On 12 May 2009, five years after the BIOT Constitution Order 2004 was enacted using the royal prerogative, BBC Radio 4 took a thought-provoking look at the Privy Council: ‘What is the Point of the Privy Council?’ The broadcaster, Quentin Letts described the Royal Prerogative as “discretionary powers in hands of the crown but exercised by ministers which create laws which do not have to pass through Parliament or comply with human rights legislation.” Patrick O’Connnor QC described it as a route entirely to evade debate and scrutiny in Parliament. Jack Straw, who had signed the Orders as Foreign Secretary, was by now Lord Chancellor and Justice Secretary. He was asked how he justified the decision to deny the Chagossians the right to return to their home? “It was a difficult decision with two alternatives: whether to do it by Orders in Council or by statute….it was simpler to use Orders in Council.” Letts then asked “Do you think the Chagos islands decision should have gone at least before the Foreign Affairs Select Committee of the House of Commons?” Mr. Straw replied “In retrospect, yes. I think, with the benefit of hindsight, that what I exchanged was speed for legitimacy.”

That same day there was a debate in the House of Lords into the role of Privy Counsellors[1]. Lord McNally [currently Leader of the Liberal Democrats in the House of Lords and Minister for Justice] referred to the Radio 4 programme and the Chagos Islanders case in the following terms: “A group of citizens won their case in the courts of law yet the shadier part of our constitution provided by the Privy Council allowed that decision to be overturned.” He went on to address the Royal Prerogative: “I remember in the 1980s and 1990s Mr Tony Benn having a strong campaign to abolish the royal prerogatives. At that stage, I tended to have a powerful Pavlovian reaction that anything Mr Benn proposed must automatically be wrong, but since then I have begun to review my position. The royal prerogatives—the Privy Council powers—create a loophole in our constitution, which is a weakness in terms of parliamentary democracy. I suspect that successive Governments have clung to this apparent anachronism not from a desire to protect the monarch from radical parliamentarians, but as a way of protecting themselves from parliamentary scrutiny.”

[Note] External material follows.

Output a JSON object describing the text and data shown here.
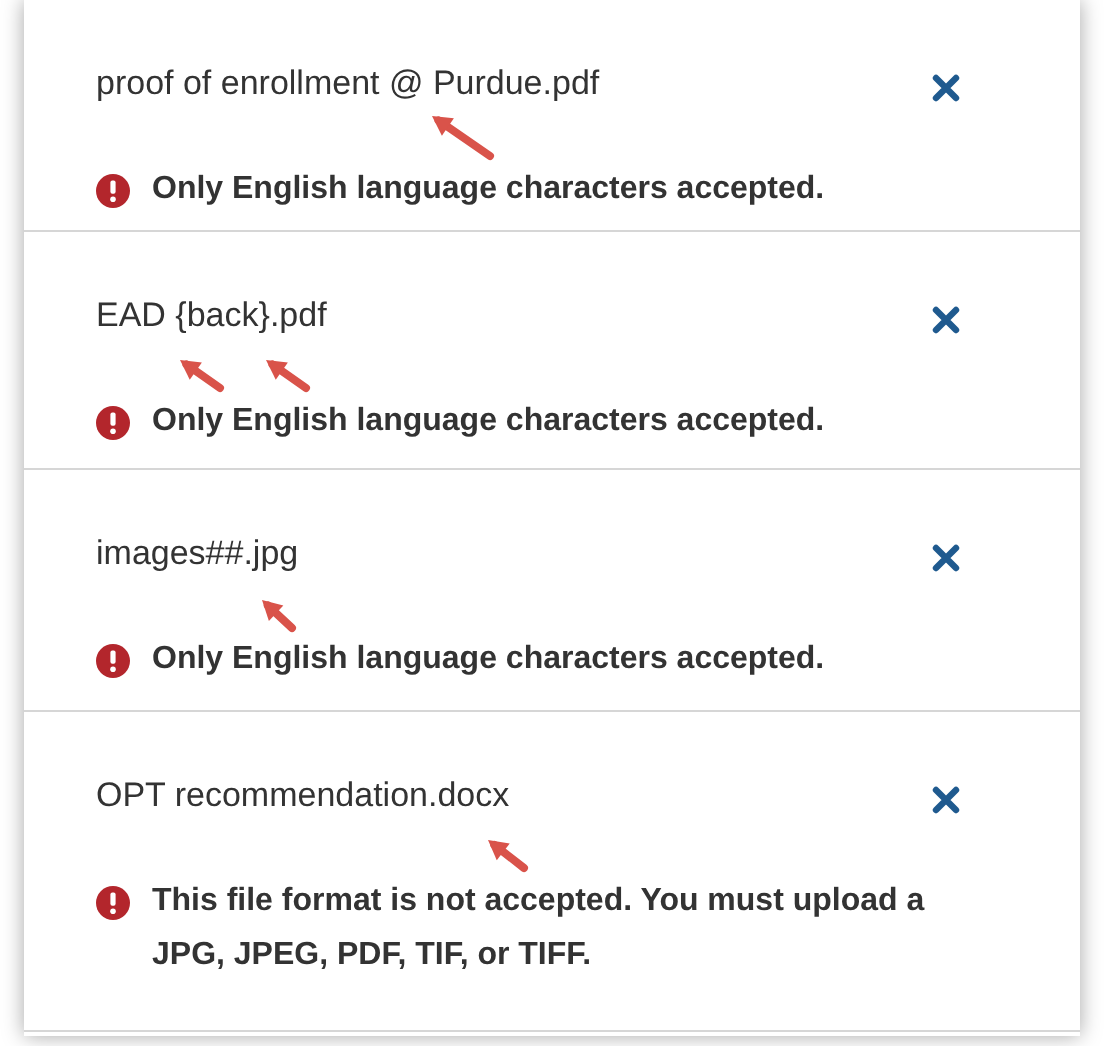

The Lord President of the Council (Baroness Royall) replied to the debate: “The noble Lord, Lord McNally, referred to what he called the shameful case of the Chagos Islands. As he said, my right honourable friend Jack Straw stated in a programme this morning that, with hindsight, he should have engaged in parliamentary scrutiny to debate the issue of the Chagos Islanders. I am sure that that is the case, and while I understand the concerns expressed, it is right to stress that the Privy Council is not a sinister counterbalance to the elected Government, or a means of avoiding parliamentary scrutiny. Ministers are accountable to Parliament for all matters conducted through the Privy Council, and almost all important statutory Orders in Council are subject to parliamentary procedure.

But this was not and is still not true for an Order in Council which relates to the BIOT.

She continued: “There are those who will put forward arguments that prerogative powers have no place in a modern democracy, and that is something that the Government continue to review. The Governance of Britain Green Paper[2] said: “The Government believes that in general the prerogative powers should be put onto a statutory basis and brought under stronger parliamentary scrutiny and control. The Government also intends to undertake a wider review of the remaining prerogative executive powers and will consider whether, in the longer term, all these powers should be codified or put on the statutory basis”.

But again, the Green Paper contained no reference either to the use of the Prerogative in respect of Overseas Territories, nor of any intention to change this.